BRUSSELS (AFP) – The European Commission said on Friday it will keep allowing member states to offer limited subsidies and cheap loans to companies affected by the war in Ukraine and soaring energy prices.
The measures will stay in place until December 31, 2023, the commission said.
The bloc first announced a relaxation of rules in March, and this was originally set to continue until the end of this year.
The commission also raised the maximum limits on state support for companies.
This can now total up to EUR300,000 (USD298,300) for companies in the agriculture and fisheries sectors – up from a previous EUR75,000.
It can be up to EUR2 million in all other sectors, up from the previous EUR500,000.
Under the latest changes, companies can receive up to EUR4 million, double the previous limit, in support such as subsidised loans, tax benefits and guarantees to cope with the increase in gas and electricity prices.
In the most energy-intensive sectors, such as mines and the steel industry, can even extend to EUR100 or EUR150 million.
But for companies receiving the most aid, state support will be conditional on carbon footprint targets and “energy efficiency measures”, the commission said.
The commission is also widening the scope of the aid on offer.
It will allow states to provide public guarantees to energy firms to help them cover the financial collateral needed for their transactions on the energy markets, which has posed major problems for cash-strapped companies.

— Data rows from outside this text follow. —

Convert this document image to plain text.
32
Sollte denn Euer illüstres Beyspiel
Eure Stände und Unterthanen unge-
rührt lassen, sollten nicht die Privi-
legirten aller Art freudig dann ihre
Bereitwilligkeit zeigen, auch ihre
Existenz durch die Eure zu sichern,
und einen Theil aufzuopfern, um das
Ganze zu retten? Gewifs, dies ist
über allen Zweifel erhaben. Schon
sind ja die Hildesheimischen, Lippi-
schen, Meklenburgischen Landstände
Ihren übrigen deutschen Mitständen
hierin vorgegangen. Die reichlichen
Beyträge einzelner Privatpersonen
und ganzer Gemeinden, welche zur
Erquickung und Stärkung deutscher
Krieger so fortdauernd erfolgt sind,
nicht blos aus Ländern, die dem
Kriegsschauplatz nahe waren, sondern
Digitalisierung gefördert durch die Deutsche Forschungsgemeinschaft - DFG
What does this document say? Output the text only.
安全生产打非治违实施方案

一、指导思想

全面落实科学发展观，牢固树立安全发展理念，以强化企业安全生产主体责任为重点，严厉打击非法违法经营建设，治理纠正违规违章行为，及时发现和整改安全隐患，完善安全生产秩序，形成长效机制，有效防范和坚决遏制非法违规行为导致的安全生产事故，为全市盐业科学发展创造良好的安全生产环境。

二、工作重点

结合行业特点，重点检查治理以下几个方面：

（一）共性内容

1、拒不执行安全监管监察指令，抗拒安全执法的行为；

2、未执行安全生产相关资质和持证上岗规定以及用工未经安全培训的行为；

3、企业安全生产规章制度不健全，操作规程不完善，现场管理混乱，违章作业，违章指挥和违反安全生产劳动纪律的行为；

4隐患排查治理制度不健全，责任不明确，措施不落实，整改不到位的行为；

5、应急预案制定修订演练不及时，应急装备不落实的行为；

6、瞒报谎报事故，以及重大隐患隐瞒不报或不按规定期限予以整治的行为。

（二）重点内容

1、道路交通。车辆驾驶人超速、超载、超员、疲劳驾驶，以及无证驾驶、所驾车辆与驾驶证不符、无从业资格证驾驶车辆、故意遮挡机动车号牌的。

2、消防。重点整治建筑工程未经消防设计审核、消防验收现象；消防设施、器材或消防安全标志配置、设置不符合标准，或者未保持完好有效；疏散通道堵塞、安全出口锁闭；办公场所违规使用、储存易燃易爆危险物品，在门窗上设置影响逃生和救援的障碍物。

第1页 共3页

European Union (EU) Competition Chief Margrethe Vestager said the measures adopted on Friday would give member states “more flexibility to set up support schemes tailored to the needs of their economy”.
They would “incentivise the green transition, while maintaining safeguards to ensure that aid remains targetted and proportionate”, she said.
“At the same time, it also maintains market incentives for those same companies to further reduce energy consumption, since they will have to shoulder also parts of the higher prices.”